Joe Tamburino, a defense attorney who’s not involved with the case, explained that a key argument for prosecutors will be Smith’s statement to police.

In the criminal complaint, Smith described shooting the teens multiple times and told investigators “I want him dead” while speaking about Brady. He also described the shooting of Kifer as “a good clean finishing shot.”

“That is going to be really problematic because when you say to someone, ‘hey, I did this and I did it as a finishing shot,’ basically what you could be saying is I intended to do it and the threat was over,” said Tamburino.

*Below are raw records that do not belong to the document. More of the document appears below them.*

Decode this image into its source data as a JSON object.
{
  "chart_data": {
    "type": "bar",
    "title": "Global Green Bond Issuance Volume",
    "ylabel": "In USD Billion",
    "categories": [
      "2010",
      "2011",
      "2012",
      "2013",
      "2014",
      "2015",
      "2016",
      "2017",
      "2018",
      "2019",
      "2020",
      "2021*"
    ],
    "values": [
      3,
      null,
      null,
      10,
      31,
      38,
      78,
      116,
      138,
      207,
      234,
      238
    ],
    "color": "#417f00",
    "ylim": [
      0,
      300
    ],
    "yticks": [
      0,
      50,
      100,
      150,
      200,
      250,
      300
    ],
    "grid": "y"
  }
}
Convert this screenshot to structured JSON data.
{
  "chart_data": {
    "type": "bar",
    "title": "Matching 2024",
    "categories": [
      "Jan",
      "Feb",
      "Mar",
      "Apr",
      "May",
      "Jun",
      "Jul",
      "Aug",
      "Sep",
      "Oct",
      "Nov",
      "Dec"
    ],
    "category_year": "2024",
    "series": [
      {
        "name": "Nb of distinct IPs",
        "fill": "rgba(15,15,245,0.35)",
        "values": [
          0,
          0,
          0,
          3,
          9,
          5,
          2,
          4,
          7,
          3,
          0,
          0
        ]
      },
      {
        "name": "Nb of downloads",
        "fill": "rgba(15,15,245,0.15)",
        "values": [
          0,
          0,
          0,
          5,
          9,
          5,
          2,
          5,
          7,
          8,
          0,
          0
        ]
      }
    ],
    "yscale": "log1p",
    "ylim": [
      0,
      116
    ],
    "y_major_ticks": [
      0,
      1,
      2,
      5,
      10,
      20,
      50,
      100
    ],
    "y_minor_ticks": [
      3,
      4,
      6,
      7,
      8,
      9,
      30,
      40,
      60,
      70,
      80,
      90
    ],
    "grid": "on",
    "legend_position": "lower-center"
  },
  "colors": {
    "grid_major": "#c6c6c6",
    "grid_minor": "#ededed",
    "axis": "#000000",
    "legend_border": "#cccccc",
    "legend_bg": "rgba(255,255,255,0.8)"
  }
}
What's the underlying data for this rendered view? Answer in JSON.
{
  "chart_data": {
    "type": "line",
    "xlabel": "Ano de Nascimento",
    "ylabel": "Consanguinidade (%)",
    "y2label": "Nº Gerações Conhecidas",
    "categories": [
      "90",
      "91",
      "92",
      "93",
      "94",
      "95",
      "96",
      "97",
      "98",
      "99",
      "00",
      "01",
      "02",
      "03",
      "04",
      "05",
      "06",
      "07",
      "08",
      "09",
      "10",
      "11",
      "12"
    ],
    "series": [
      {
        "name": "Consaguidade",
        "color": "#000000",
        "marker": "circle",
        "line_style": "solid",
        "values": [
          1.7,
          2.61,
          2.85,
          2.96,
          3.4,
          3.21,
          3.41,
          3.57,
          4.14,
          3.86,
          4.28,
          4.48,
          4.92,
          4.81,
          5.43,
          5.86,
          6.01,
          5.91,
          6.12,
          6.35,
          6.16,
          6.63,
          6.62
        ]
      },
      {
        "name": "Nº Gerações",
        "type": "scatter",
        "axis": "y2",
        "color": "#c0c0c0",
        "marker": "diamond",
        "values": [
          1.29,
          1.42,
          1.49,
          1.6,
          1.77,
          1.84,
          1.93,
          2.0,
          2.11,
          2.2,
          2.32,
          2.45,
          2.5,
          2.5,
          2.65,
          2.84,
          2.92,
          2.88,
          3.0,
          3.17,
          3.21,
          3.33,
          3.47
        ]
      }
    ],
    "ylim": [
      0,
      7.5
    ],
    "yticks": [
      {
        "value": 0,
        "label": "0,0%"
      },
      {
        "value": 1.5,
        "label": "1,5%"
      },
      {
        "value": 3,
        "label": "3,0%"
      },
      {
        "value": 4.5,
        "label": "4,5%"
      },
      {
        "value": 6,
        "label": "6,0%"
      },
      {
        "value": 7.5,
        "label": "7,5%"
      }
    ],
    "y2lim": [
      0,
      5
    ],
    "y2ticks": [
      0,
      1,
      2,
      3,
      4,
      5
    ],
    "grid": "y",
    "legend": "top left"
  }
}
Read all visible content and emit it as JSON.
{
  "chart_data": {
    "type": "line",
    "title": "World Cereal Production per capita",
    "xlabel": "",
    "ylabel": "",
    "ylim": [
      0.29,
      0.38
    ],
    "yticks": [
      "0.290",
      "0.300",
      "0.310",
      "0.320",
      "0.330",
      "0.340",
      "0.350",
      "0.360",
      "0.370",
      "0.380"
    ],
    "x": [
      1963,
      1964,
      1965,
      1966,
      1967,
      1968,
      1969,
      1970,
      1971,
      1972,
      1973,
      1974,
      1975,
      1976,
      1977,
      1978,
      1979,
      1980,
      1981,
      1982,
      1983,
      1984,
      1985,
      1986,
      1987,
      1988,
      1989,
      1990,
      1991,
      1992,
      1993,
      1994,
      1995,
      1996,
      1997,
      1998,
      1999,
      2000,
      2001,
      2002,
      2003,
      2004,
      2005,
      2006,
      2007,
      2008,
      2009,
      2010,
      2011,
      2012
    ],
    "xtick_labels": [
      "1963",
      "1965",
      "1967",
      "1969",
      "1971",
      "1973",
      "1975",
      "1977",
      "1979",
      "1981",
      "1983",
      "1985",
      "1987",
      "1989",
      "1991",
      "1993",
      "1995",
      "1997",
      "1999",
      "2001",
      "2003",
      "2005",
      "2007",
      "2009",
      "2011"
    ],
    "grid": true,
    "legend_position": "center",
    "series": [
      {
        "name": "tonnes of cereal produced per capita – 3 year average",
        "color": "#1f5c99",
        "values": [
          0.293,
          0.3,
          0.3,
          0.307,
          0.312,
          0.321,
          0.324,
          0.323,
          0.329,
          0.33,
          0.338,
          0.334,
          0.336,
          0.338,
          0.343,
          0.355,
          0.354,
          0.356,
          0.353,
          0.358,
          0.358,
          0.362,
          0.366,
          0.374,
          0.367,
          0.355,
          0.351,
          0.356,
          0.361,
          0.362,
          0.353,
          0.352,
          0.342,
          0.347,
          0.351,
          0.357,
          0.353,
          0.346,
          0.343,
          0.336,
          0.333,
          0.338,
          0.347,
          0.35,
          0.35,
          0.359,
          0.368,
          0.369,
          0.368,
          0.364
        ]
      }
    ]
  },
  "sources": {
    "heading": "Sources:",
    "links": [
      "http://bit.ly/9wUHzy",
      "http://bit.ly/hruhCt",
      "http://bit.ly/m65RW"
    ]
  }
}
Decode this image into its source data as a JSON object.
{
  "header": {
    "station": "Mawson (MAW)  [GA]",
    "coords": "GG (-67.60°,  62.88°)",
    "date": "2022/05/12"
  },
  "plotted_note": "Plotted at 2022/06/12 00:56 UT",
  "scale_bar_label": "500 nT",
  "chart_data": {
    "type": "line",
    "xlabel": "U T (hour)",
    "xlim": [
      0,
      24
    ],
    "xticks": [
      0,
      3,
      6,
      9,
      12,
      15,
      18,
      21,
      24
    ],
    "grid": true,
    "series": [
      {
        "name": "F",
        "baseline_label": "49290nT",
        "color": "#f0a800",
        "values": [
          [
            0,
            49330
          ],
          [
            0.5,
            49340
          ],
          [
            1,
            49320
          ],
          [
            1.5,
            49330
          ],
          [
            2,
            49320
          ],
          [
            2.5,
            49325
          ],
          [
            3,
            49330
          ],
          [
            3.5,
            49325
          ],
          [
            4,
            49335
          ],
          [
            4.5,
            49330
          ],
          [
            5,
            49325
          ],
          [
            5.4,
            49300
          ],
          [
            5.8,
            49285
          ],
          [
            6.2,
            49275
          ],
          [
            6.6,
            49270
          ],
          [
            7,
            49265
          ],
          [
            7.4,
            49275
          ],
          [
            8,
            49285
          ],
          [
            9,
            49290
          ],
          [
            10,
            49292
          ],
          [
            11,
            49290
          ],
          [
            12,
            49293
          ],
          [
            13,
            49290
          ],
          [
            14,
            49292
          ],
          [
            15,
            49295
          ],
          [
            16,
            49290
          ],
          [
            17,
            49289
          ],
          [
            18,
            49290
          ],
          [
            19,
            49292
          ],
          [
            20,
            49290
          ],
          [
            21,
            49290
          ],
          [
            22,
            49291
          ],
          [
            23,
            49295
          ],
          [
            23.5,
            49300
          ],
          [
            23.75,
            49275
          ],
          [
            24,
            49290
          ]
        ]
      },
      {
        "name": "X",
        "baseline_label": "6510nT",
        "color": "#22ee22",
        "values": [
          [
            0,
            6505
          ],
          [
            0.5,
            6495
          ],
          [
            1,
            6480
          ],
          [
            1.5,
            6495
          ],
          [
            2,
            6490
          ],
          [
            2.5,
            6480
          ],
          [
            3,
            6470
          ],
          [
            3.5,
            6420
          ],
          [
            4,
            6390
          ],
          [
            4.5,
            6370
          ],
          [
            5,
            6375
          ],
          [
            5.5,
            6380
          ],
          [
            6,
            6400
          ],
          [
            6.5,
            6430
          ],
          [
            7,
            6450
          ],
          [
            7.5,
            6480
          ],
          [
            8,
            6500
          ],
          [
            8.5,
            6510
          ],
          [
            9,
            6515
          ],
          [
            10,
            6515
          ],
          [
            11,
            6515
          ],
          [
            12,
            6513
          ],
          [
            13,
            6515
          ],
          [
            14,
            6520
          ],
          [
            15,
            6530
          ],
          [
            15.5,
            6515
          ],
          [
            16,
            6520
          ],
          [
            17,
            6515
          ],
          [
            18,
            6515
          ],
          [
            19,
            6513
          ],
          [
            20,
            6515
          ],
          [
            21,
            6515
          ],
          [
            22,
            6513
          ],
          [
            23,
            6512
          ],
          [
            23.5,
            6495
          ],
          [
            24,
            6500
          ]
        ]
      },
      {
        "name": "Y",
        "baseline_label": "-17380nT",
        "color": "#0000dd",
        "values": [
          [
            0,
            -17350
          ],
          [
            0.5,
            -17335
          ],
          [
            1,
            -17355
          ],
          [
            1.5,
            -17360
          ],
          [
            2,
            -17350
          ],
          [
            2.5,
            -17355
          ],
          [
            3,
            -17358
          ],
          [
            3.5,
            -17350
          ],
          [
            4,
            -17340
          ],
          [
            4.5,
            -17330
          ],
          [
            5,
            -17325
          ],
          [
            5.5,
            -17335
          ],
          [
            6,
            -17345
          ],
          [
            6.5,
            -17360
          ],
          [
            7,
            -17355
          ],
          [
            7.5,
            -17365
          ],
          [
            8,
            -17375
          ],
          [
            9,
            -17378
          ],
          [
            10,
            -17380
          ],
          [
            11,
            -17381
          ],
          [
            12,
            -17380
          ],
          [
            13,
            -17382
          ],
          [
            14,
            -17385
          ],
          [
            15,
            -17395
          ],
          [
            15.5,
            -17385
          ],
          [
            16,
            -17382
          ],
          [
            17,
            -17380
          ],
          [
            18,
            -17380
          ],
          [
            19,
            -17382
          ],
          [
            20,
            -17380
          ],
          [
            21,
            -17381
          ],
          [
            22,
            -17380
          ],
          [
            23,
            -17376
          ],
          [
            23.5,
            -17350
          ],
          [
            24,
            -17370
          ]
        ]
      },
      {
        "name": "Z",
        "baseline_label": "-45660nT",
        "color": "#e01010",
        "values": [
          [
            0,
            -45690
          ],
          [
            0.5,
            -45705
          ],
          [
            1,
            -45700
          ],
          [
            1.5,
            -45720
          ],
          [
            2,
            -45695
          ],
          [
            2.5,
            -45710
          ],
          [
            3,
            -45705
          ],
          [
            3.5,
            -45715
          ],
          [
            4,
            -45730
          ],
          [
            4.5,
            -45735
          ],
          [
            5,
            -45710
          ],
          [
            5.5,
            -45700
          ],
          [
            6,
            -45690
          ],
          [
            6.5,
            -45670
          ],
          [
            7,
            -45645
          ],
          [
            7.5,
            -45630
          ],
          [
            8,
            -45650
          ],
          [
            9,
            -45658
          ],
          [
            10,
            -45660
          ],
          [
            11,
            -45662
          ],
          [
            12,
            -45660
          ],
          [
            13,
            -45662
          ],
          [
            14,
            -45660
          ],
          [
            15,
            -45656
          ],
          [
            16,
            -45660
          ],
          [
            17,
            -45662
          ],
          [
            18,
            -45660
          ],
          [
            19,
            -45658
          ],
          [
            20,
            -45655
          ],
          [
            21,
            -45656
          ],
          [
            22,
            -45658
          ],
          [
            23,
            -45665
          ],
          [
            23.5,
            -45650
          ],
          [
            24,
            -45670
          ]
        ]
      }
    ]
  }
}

But Tamburino also expects Smith’s attorney, Steve Meshbesher, to point out how earlier break-ins may have influenced his actions that day.

“Mr. Meshbesher’s going to be painting the picture of a person who has suffered burglaries before and did the only thing he thought was reasonable to do which was to protect his home using deadly force,” Tamburino said.

Surveillance video and audio recordings of that day may also be used as evidence to determine whether Smith used reasonable action to defend his home.

“If it looks like these individuals are coming in to do harm, you know, it looks like they might have something on them like a weapon. Or, if it looks like they are going to commit some felony inside then that’s going to help him. If it looks like two dumb kids who popped a window because it looks like no one was home, they don’t have any weapons and they’re not doing anything in the house, that’ll harm him,” Tamburino said.

This trial is expected to last about two weeks. Washington County Attorney Pete Orput is handling the case for the prosecution. He was called in as a special assistant to Morrison County as that office had a conflict of interest in the case.